Payroll departments take note!…. Under tremendous pressure from all sides, President Obama on Thursday (4/14) signed into law a bill repealing Obamacare’s 1099 tax reporting requirement, the first provision of the Obamacare to be repealed. The Senate finally passed the law on April 5. The Republican controlled House cleared it in March. Obama signed the bill, which was previously defeated several times, even though he had issue with the way it’s paid for: a “clawback” provision that goes after people who get more in health care subsidies than entitled to under the health care reform law. The president stated (…and we are not making this up…) “Today, I was pleased to take another step to relieve unnecessary burdens on small businesses by signing H.R. 4 into law” 

Ever since the passage of Obama’s health care law and the realization of the 1099 requirement, there has been a big push to get this law repealed. The law which would have gone into effect in 2012, would have required all businesses to file 1099’s for every business and individual they made payments to in excess of $600. For example, if you spent over $600 purchasing gas for the company car at a local gas station, you would have been required to issue that gas station a 1099.  The purpose of the law was to help collect tax on on supposedly unreported income.

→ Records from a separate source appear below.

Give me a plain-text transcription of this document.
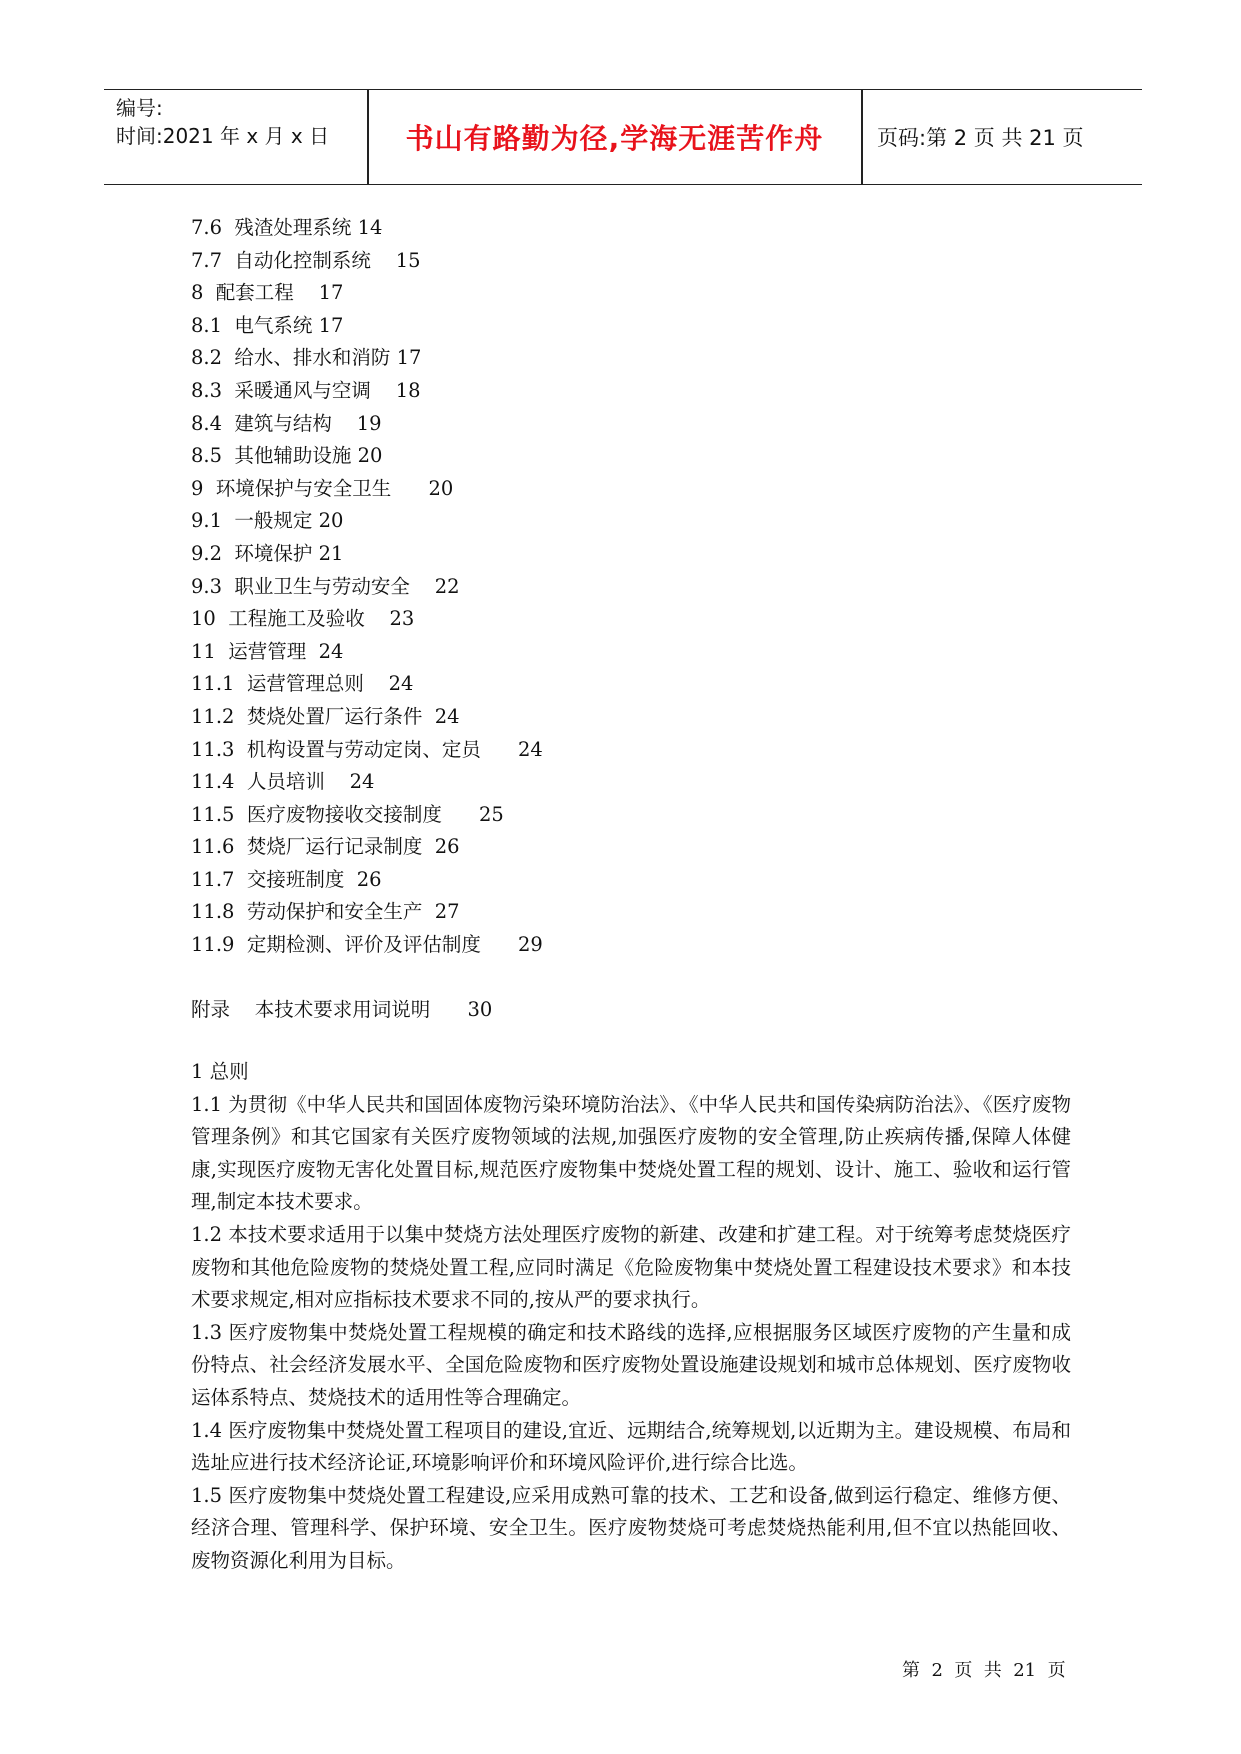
编号:
时间:2021 年 x 月 x 日	书山有路勤为径,学海无涯苦作舟	页码:第 2 页 共 21 页
7.6  残渣处理系统 14
7.7  自动化控制系统    15
8  配套工程    17
8.1  电气系统 17
8.2  给水、排水和消防 17
8.3  采暖通风与空调    18
8.4  建筑与结构    19
8.5  其他辅助设施 20
9  环境保护与安全卫生      20
9.1  一般规定 20
9.2  环境保护 21
9.3  职业卫生与劳动安全    22
10  工程施工及验收    23
11  运营管理  24
11.1  运营管理总则    24
11.2  焚烧处置厂运行条件  24
11.3  机构设置与劳动定岗、定员      24
11.4  人员培训    24
11.5  医疗废物接收交接制度      25
11.6  焚烧厂运行记录制度  26
11.7  交接班制度  26
11.8  劳动保护和安全生产  27
11.9  定期检测、评价及评估制度      29
附录    本技术要求用词说明      30

1 总则

1.1 为贯彻《中华人民共和国固体废物污染环境防治法》、《中华人民共和国传染病防治法》、《医疗废物管理条例》和其它国家有关医疗废物领域的法规,加强医疗废物的安全管理,防止疾病传播,保障人体健康,实现医疗废物无害化处置目标,规范医疗废物集中焚烧处置工程的规划、设计、施工、验收和运行管理,制定本技术要求。

1.2 本技术要求适用于以集中焚烧方法处理医疗废物的新建、改建和扩建工程。对于统筹考虑焚烧医疗废物和其他危险废物的焚烧处置工程,应同时满足《危险废物集中焚烧处置工程建设技术要求》和本技术要求规定,相对应指标技术要求不同的,按从严的要求执行。

1.3 医疗废物集中焚烧处置工程规模的确定和技术路线的选择,应根据服务区域医疗废物的产生量和成份特点、社会经济发展水平、全国危险废物和医疗废物处置设施建设规划和城市总体规划、医疗废物收运体系特点、焚烧技术的适用性等合理确定。

1.4 医疗废物集中焚烧处置工程项目的建设,宜近、远期结合,统筹规划,以近期为主。建设规模、布局和选址应进行技术经济论证,环境影响评价和环境风险评价,进行综合比选。

1.5 医疗废物集中焚烧处置工程建设,应采用成熟可靠的技术、工艺和设备,做到运行稳定、维修方便、经济合理、管理科学、保护环境、安全卫生。医疗废物焚烧可考虑焚烧热能利用,但不宜以热能回收、废物资源化利用为目标。

第  2  页  共  21  页
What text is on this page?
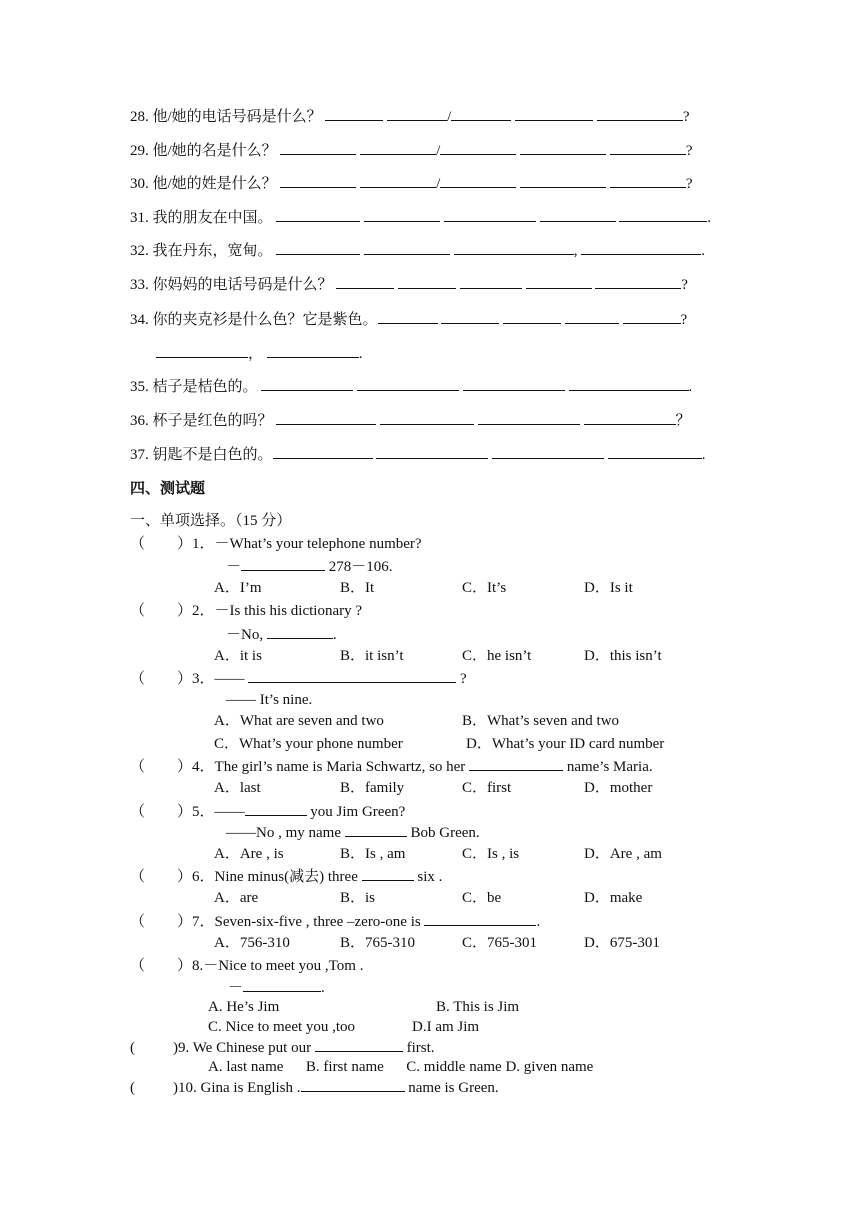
28. 他/她的电话号码是什么？	/	?
29. 他/她的名是什么？	/	?
30. 他/她的姓是什么？	/	?
31. 我的朋友在中国。	.
32. 我在丹东，宽甸。	,	.
33. 你妈妈的电话号码是什么？	?
34. 你的夹克衫是什么色？它是紫色。	?
，	.
35. 桔子是桔色的。	.
36. 杯子是红色的吗？	？
37. 钥匙不是白色的。	.
四、测试题
一、单项选择。（15 分）
（ ）1．－What’s your telephone number?
－	278－106.
A．I’m	B．It	C．It’s	D．Is it
（ ）2．－Is this his dictionary ?
－No,	.
A．it is	B．it isn’t	C．he isn’t	D．this isn’t
（ ）3．——	?
—— It’s nine.
A．What are seven and two	B．What’s seven and two
C．What’s your phone number	D．What’s your ID card number
（ ）4．The girl’s name is Maria Schwartz, so her	name’s Maria.
A．last	B．family	C．first	D．mother
（ ）5．——	you Jim Green?
——No , my name	Bob Green.
A．Are , is	B．Is , am	C．Is , is	D．Are , am
（ ）6．Nine minus(减去) three	six .
A．are	B．is	C．be	D．make
（ ）7．Seven-six-five , three –zero-one is	.
A．756-310	B．765-310	C．765-301	D．675-301
（ ）8.－Nice to meet you ,Tom .
－	.
A. He’s Jim	B. This is Jim
C. Nice to meet you ,too	D.I am Jim
(	)9. We Chinese put our	first.
A. last name      B. first name      C. middle name D. given name
(	)10. Gina is English .	name is Green.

Lawmakers estimated the requirement would have resulted in $17 billion in additional annual taxes collected. However, the IRS estimated it would have to hire at least 15,000 additional agents to enforce the rule and that enforcement would cost approximately $30 billion annually.

On a related Obamacare topic, in the month of March, 128 new business entities were allowed an exemption from the new health care plan. This means that since its inception, 1,168 businesses, insurers, unions and other organizations have received at least one-year exemptions from the health care reform provision. Proponents of the plan state that these exemptions are necessary while the health care industry adjusts to the new model. Opponents point out that if the new health care plan is so good, then why all the exemptions?